¡Qué falacia!

Viernes, 11 de Junio de 2021
Conclusión, el costo del crédito aumenta y los bancos no dan ningún alivio como lo anuncian, sus utilidades se mantienen incólumes.

La Superintendencia Financiera de Colombia, prorrogó hasta el 31 de agosto del presente año las circulares externas 007, 014 y 022 de 2020, en las cuales anunció beneficios por medio del Programa de Acompañamiento a Deudores (PAD) que les permiten a los usuarios del sector financiero refinanciar sus obligaciones. 

Dentro de las mencionadas circulares, está planteada la posibilidad para que los deudores de créditos bancarios se acojan a un beneficio al cual específicamente me voy a referir en esta columna, y es la de un periodo de gracia que inicialmente se otorgó por el término de seis meses y ahora se prorrogó hasta finales de agosto como lo anunciara anteriormente.

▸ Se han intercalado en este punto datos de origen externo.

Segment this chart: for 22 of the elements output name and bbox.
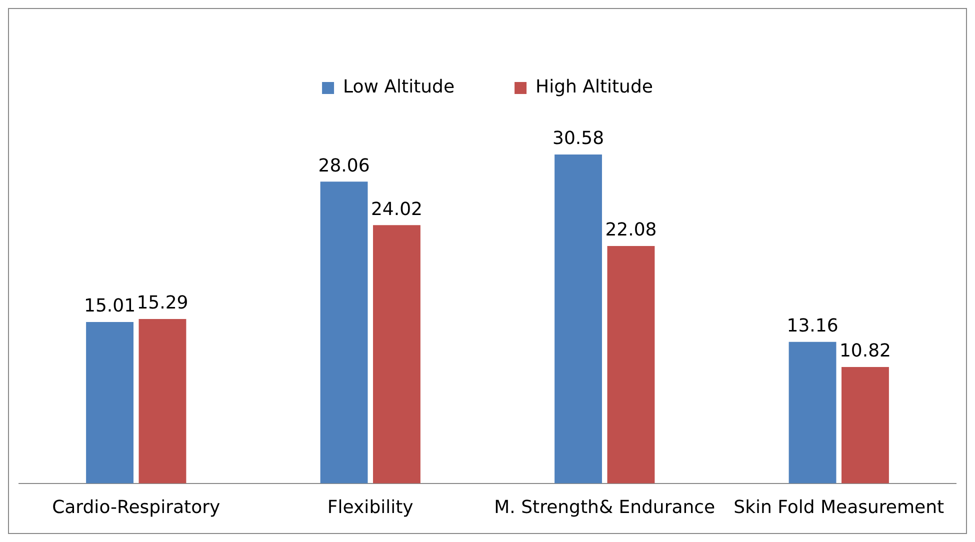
bar [842, 367, 889, 484]
data-label: 15.29 [136, 292, 188, 314]
x-tick-label: Skin Fold Measurement [734, 496, 944, 518]
legend-label: Low Altitude [343, 76, 455, 98]
x-tick-label: Cardio-Respiratory [52, 496, 221, 518]
bar [554, 154, 602, 484]
data-label: 10.82 [839, 340, 891, 362]
data-label: 15.01 [84, 296, 136, 317]
data-label: 30.58 [552, 128, 604, 150]
bar [607, 246, 655, 484]
data-label: 13.16 [786, 316, 838, 337]
bar [320, 182, 368, 484]
bar [788, 342, 836, 484]
data-label: 24.02 [370, 198, 422, 220]
x-tick-label: Flexibility [327, 496, 414, 518]
data-label: 22.08 [605, 220, 657, 241]
data-label: 28.06 [318, 155, 370, 176]
legend-label: High Altitude [536, 76, 653, 98]
bar [138, 318, 186, 484]
x-tick-label: M. Strength& Endurance [494, 496, 716, 518]
bar [373, 225, 420, 484]
bar [86, 322, 134, 484]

En las circulares de la Super, se indica que el periodo de gracia no implicará cobro de intereses sobre intereses o cualquier sistema que contemple la capitalización de intereses lo que indujo e induce al error, engaño o confusión a muchos usuarios del sistema bancario que se acogerán y acogieron al eufemísticamente “alivio” que otorgan las entidades financieras a sus deudores como facilidades para pagar sus deudas.

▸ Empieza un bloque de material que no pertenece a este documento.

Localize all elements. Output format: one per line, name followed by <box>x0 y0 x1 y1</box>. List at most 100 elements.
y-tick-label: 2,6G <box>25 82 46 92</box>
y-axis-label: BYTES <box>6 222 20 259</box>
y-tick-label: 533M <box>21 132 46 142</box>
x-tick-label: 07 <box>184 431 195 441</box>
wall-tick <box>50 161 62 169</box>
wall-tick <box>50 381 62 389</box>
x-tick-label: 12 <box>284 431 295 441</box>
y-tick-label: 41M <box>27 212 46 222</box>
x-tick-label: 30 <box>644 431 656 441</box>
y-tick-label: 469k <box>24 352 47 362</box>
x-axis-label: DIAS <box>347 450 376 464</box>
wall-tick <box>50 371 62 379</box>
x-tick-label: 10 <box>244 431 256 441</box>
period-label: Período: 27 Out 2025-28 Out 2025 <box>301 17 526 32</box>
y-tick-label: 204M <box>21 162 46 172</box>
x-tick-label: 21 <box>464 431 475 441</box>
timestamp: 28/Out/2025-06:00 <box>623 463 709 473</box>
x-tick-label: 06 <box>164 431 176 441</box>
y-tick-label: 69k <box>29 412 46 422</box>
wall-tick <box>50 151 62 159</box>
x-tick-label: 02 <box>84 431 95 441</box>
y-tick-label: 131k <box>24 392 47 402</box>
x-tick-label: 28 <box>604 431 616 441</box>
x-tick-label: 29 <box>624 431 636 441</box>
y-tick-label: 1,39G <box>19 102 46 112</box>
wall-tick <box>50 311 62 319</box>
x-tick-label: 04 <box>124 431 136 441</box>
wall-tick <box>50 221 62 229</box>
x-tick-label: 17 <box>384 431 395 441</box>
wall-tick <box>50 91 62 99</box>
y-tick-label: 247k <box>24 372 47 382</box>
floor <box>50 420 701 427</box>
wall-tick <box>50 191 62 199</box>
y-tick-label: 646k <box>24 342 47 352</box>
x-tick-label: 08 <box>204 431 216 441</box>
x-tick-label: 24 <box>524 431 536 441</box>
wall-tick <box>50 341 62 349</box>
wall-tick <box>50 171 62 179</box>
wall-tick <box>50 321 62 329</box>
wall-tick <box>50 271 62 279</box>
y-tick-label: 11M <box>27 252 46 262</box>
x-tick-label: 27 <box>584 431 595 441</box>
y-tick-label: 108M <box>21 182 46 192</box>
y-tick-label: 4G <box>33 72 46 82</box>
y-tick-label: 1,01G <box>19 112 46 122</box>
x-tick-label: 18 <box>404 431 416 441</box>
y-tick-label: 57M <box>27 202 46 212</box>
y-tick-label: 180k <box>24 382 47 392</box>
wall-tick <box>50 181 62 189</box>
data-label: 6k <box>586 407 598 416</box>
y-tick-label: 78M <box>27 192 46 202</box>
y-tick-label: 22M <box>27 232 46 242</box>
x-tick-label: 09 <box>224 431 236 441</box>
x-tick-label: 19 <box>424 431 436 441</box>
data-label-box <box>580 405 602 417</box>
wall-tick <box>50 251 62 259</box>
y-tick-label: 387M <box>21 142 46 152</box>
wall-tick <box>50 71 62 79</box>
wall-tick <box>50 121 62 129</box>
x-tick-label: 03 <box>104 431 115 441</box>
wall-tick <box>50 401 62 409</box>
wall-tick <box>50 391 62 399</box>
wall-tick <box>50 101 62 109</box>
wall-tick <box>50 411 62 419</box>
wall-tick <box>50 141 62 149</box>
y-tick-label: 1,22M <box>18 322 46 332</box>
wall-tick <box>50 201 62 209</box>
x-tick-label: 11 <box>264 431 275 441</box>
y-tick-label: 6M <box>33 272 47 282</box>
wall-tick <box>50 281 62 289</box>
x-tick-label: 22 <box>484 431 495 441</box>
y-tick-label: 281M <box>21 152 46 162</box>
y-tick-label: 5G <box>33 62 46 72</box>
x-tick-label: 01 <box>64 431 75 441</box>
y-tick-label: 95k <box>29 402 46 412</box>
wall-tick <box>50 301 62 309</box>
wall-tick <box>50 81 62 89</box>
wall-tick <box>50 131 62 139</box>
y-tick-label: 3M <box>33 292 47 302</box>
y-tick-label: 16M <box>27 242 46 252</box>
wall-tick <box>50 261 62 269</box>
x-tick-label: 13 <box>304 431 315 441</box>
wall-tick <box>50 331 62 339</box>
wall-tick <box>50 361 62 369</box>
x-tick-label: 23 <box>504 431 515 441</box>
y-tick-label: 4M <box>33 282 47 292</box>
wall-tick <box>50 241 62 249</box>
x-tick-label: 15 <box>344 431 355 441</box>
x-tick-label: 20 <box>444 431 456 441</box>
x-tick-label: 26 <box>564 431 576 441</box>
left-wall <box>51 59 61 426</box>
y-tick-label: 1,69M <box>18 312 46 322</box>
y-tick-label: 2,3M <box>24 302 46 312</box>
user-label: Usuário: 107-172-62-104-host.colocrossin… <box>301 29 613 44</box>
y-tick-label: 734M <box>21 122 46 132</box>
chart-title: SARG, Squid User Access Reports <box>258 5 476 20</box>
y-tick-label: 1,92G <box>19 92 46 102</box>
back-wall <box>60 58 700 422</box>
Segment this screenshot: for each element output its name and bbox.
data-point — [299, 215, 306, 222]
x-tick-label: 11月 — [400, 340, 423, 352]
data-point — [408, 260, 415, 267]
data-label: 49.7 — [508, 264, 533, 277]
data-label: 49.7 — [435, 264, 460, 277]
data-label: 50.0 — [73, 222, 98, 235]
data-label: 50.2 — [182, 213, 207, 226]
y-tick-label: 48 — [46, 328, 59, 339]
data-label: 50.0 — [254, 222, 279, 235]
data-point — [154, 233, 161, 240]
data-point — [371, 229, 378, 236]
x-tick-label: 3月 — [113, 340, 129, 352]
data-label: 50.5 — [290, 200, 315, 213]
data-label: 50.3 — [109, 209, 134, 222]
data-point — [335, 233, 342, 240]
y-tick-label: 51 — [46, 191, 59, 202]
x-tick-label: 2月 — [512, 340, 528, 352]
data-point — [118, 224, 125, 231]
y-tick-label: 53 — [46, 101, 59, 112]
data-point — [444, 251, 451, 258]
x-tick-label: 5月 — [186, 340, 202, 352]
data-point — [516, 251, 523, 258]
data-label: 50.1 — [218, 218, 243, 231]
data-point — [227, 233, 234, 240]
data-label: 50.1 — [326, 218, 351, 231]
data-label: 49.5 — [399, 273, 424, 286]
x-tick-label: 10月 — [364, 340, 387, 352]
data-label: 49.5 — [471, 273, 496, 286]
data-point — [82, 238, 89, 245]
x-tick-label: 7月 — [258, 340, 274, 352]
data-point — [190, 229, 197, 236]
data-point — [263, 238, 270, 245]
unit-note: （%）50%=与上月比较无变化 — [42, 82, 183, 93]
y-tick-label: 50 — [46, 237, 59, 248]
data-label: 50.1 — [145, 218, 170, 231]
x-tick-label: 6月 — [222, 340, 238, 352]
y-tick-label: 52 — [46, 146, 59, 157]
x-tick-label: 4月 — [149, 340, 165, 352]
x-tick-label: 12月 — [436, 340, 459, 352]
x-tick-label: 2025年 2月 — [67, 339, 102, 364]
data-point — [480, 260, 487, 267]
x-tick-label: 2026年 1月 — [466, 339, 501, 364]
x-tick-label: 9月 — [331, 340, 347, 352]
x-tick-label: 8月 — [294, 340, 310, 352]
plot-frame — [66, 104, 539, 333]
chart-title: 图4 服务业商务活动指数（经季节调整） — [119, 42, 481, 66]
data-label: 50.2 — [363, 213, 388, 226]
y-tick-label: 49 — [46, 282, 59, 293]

Lo que los acompañantes financieros no les explican a sus usuarios “beneficiados” (como me pasó) es el hecho de que el famoso periodo de gracia, no contempla exoneración de intereses por ese periodo y los intereses se acumulan para cuando se venza el mismo, empezarlo a cobrar. Conclusión, el costo del crédito aumenta y los bancos no dan ningún alivio como lo anuncian, sus utilidades se mantienen incólumes.

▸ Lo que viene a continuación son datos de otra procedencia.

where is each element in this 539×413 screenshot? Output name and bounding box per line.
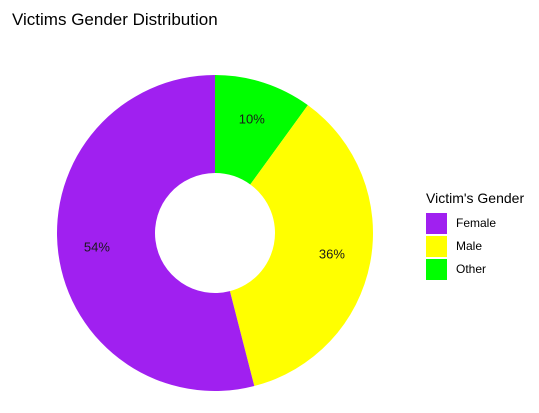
slice-label-other: 10%	[239, 111, 265, 126]
legend-swatch	[426, 213, 447, 234]
legend-item-male: Male	[426, 235, 524, 258]
legend-title: Victim's Gender	[426, 190, 525, 206]
slice-other	[215, 75, 308, 185]
slice-label-female: 54%	[84, 239, 110, 254]
donut-slices	[56, 75, 373, 392]
legend: Victim's Gender Female Male Other	[426, 189, 524, 281]
legend-item-female: Female	[426, 212, 524, 235]
legend-label: Male	[456, 239, 483, 253]
slice-label-male: 36%	[319, 247, 345, 262]
legend-label: Female	[456, 216, 497, 230]
legend-swatch	[426, 236, 447, 257]
legend-label: Other	[456, 262, 487, 276]
slice-female	[56, 75, 255, 392]
legend-items: Female Male Other	[426, 212, 524, 281]
legend-swatch	[426, 259, 447, 280]
slice-male	[229, 105, 373, 387]
donut-slice-labels: 10% 36% 54%	[84, 111, 345, 261]
chart-title: Victims Gender Distribution	[12, 10, 218, 29]
legend-item-other: Other	[426, 258, 524, 281]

Los usuarios, mea culpa, me incluyo, entendemos que un verdadero alivio por motivo de la pandemia, incluiría el aplazamiento por un tiempo acordado, el pago de cuotas sin acumulación de intereses y no como lo están haciendo en este momento las entidades financieras.

Lamentablemente por necesidad, se tiene que acudir a los servicios que presta el sector financiero, pero es uno de los sectores que contribuyen en gran medida al empobrecimiento del pueblo colombiano.

Y se entiende que es uno de los sectores, sino el principal, consentidos de los gobiernos de turno, por ser los principales financiadores de las campañas políticas y ni el presidente ni los congresistas se atreven a expedir normas que disminuyan las cuantiosas utilidades que generan por los cada vez aumentos en los costos de los servicios que prestan.

Mientras los CDT o cuentas de ahorro, le generan al ahorrador un rendimiento que oscila entre el 1 al 3% efectivo anual, sin la retención en la fuente, que la disminuye (por debajo del IPC) los bancos las colocan entre el 10 al 20 y hasta el 28% de usura en el caso de las tarjetas de crédito, cobran cuota de manejo tarjetas crédito y débito, reposición de tarjetas, cheques de gerencia, talonarios de cheques, retiros cajeros propios y de otras entidades, extractos, referencias bancarias, certificaciones, transferencias, avances en efectivo, etc. etc.  En resumen, los bancos con la platica del míster se enriquecen, mientras estos empobrecen.